Окинув местность взглядом, она сняла насквозь пропахшую потом и дымом толстовку, футболку и измазанные джинсы. Старуха была права. Сейчас Сельме и впрямь очень хотелось смыть с себя всю эту грязь и переодеться в чистое.

Вода оказалась, как парное молоко. Девушка вошла в неё по самую шею, наполнила грудь воздухом, зажмурилась и опустилась с головой.

Раз…

Два…

Три…

Водная поверхность, потревоженная рябью, стала успокаиваться.

Четыре…

Пять…

Шесть…

Семь…

Рябь исчезла.

Восемь…

Девять…

Десять…

Резкий толчок из глубины и девушка вынырнула на поверхность, хватая ртом воздух. Будто заново родилась. Ладонями она стёрла капли с лица. Кажется, это именно то, что ей было нужно. С полчаса она и не думала выходить из воды. Находиться в ней было так приятно… Мысли медленно вились, как виноградная лоза, цепляясь друг за друга.

«Сколько я уже не принимала таблетки?..»

Этот вопрос теперь казался таким странным и звучал на задворках разума так тускло и глупо… Вокруг весь мир и вся вакханалия были слишком реалистичными; сила таблеток больше не внушала доверия на фоне всего происходящего. Да и прошлая жизнь казалась теперь такой далёкой…

Уже на берегу Сельма развернула коричневый тканевый сверток: это было средневековое платье, белый чепчик и передник. От последних двух деталей Сельма явно решила воздержаться, а вот чистое платье надела с большим удовольствием. Кроссовки были омыты в пруду и снова надеты на маленькие стопы. Из прежней одежды лишь от грязной толстовки Сельма не смогла избавиться.

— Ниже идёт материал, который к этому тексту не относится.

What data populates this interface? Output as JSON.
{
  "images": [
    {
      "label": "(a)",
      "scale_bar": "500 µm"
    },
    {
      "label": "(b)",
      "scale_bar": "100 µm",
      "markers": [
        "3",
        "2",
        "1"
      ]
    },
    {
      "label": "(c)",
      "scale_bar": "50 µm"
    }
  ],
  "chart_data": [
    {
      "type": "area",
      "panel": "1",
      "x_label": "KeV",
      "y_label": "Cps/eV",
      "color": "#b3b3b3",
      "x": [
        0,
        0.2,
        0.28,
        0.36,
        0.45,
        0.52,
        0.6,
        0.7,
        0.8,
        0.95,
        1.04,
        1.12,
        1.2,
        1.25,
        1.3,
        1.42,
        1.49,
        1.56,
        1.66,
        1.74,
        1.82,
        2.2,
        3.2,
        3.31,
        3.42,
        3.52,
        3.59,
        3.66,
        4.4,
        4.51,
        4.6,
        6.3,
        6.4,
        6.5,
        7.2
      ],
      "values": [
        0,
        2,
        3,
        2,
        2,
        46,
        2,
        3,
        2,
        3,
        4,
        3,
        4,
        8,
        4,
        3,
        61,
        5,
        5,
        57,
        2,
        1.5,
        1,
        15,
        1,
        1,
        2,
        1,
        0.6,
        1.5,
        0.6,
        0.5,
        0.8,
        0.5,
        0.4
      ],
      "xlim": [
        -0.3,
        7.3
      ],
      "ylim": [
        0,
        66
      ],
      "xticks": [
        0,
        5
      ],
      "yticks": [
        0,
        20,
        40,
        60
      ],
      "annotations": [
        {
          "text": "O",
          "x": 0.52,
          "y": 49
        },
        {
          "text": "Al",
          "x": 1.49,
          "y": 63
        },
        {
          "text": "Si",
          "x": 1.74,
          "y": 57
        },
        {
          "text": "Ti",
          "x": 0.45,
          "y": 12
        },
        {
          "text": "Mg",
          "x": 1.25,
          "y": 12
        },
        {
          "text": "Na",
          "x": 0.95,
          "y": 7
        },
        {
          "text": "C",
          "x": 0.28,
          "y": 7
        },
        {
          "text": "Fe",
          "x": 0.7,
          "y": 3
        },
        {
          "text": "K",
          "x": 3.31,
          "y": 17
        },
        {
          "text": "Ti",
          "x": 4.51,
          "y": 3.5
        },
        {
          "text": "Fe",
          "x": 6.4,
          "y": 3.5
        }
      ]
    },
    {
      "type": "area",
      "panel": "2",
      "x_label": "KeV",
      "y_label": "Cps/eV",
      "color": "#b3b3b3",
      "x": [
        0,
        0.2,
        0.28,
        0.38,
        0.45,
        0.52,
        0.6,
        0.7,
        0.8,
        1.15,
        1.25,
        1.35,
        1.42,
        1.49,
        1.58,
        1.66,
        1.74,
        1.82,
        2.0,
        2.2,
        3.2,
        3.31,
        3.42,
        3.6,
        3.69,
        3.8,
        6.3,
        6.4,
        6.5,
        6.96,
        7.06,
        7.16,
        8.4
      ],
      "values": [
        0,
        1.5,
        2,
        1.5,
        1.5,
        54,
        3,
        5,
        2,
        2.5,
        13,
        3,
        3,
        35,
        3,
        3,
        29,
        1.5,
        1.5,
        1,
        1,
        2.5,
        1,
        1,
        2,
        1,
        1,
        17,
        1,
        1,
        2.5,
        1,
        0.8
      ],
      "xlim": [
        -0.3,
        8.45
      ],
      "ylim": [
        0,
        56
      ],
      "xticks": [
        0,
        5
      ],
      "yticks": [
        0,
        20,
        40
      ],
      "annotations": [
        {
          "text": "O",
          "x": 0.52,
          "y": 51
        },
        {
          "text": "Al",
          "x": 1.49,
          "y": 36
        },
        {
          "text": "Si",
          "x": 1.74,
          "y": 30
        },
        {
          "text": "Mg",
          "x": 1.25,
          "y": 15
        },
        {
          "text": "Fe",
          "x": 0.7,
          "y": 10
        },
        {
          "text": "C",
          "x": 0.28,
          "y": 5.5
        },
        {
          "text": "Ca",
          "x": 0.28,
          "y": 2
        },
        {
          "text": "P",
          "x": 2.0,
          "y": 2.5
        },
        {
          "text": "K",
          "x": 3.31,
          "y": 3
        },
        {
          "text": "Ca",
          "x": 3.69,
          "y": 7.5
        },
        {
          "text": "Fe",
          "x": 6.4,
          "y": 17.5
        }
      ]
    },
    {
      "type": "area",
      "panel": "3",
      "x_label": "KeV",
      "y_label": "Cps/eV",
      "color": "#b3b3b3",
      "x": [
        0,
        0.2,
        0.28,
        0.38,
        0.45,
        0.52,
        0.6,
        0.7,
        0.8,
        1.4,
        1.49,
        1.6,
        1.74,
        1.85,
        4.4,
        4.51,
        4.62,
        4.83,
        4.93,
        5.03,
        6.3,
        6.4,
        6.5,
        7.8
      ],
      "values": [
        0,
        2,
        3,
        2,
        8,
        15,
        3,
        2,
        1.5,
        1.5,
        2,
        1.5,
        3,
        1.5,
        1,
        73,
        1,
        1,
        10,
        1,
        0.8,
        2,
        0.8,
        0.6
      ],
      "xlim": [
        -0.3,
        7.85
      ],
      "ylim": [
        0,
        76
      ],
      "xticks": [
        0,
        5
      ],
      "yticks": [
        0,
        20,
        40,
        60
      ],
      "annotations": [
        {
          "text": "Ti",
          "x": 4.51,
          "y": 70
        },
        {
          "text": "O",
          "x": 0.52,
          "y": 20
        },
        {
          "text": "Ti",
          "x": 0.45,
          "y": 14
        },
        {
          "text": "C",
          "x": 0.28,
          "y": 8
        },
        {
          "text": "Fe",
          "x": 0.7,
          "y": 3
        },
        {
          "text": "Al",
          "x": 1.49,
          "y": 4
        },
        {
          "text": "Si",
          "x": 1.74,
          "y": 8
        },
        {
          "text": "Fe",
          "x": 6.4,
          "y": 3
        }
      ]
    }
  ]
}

Назад она вернулась обновлённая. Вечер протекал так же, как и вчера. Город жил своим внутренним распорядком. Снова торговая улочка, скрипучий замок, темная лестница, мрачная комната. Однако кое-что здесь изменилось. Сельма не сразу это заметила. Да и не могла. Первое время она долго вглядывалась в лица прохожих внизу. Потом, чтобы занять руки, она решила переставить керосиновую лампу с одной стороны подоконника на другой, и вдруг поняла, что лампа отяжелела — наполнена керосином! Но как?! Под утро она потухла и была пуста, дверь она запирала. Либо здесь кто-то был, либо чертовщина в этом городе касается даже бытовых предметов. Липкое напряжение снова пробежалось волной мурашек по беззащитной спине.